Overfitting occurs whenever a model attempts to predict a trend from noisy data. This is the result of a model with an excessive number of parameters. A model that has been overfitted is misleading because the tendency does not correspond with the data’s actuality. This can be determined if the model performs well on the observed data (training set) but poorly on the unseen data (test set). The objective of an ML model is to properly categorize training data to any problem domain data. This is crucial – we want our model to predict future outcomes based on data it has never previously seen.
- Data augmentation techniques are used to prevent overfitting.

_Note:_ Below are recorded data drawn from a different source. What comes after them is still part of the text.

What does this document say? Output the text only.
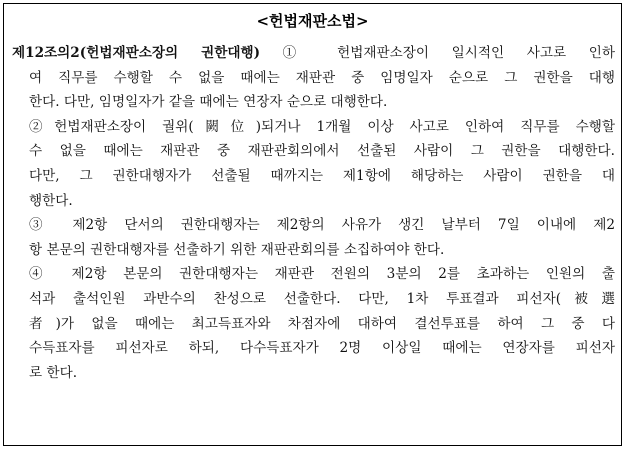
<헌법재판소법>
제12조의2(헌법재판소장의 권한대행) ① 헌법재판소장이 일시적인 사고로 인하
여 직무를 수행할 수 없을 때에는 재판관 중 임명일자 순으로 그 권한을 대행
한다. 다만, 임명일자가 같을 때에는 연장자 순으로 대행한다.
②헌법재판소장이 궐위(闕位)되거나 1개월 이상 사고로 인하여 직무를 수행할
수 없을 때에는 재판관 중 재판관회의에서 선출된 사람이 그 권한을 대행한다.
다만, 그 권한대행자가 선출될 때까지는 제1항에 해당하는 사람이 권한을 대
행한다.
③ 제2항 단서의 권한대행자는 제2항의 사유가 생긴 날부터 7일 이내에 제2
항 본문의 권한대행자를 선출하기 위한 재판관회의를 소집하여야 한다.
④ 제2항 본문의 권한대행자는 재판관 전원의 3분의 2를 초과하는 인원의 출
석과 출석인원 과반수의 찬성으로 선출한다. 다만, 1차 투표결과 피선자(被選
者)가 없을 때에는 최고득표자와 차점자에 대하여 결선투표를 하여 그 중 다
수득표자를 피선자로 하되, 다수득표자가 2명 이상일 때에는 연장자를 피선자
로 한다.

For neural networks, data augmentation is the simple process of expanding the quantity of the data to increase the number of pictures existing in the dataset. Popular picture enhancement methods include mirroring, translation, rotation, scaling, adjusting brightness, and adding noise.
The first step in addressing overfitting is to reduce the model’s complexity. To lower it, we simply eliminate layers or decrease the number of neurons. It is essential to determine the input and output parameters of the different layers of the neural network throughout this process. There is no clear guideline for how much to eliminate or the optimal size of a network, but if your neural network is overfitting, try shrinking it.
Early halting is a method of regularization used when training a model using an iterative approach (such as gradient descent). This strategy is applicable to all problems, given that all neural networks learn only by gradient descent. With each iteration, this technique modifies the model to better suit the training data. This enhances the model’s performance on test set data up to a certain degree. However, at a certain threshold, enhancing the model’s fit to the training data results in an increase in generalization error. The early stopping criteria specify how many iterations may be performed before the model becomes overfit.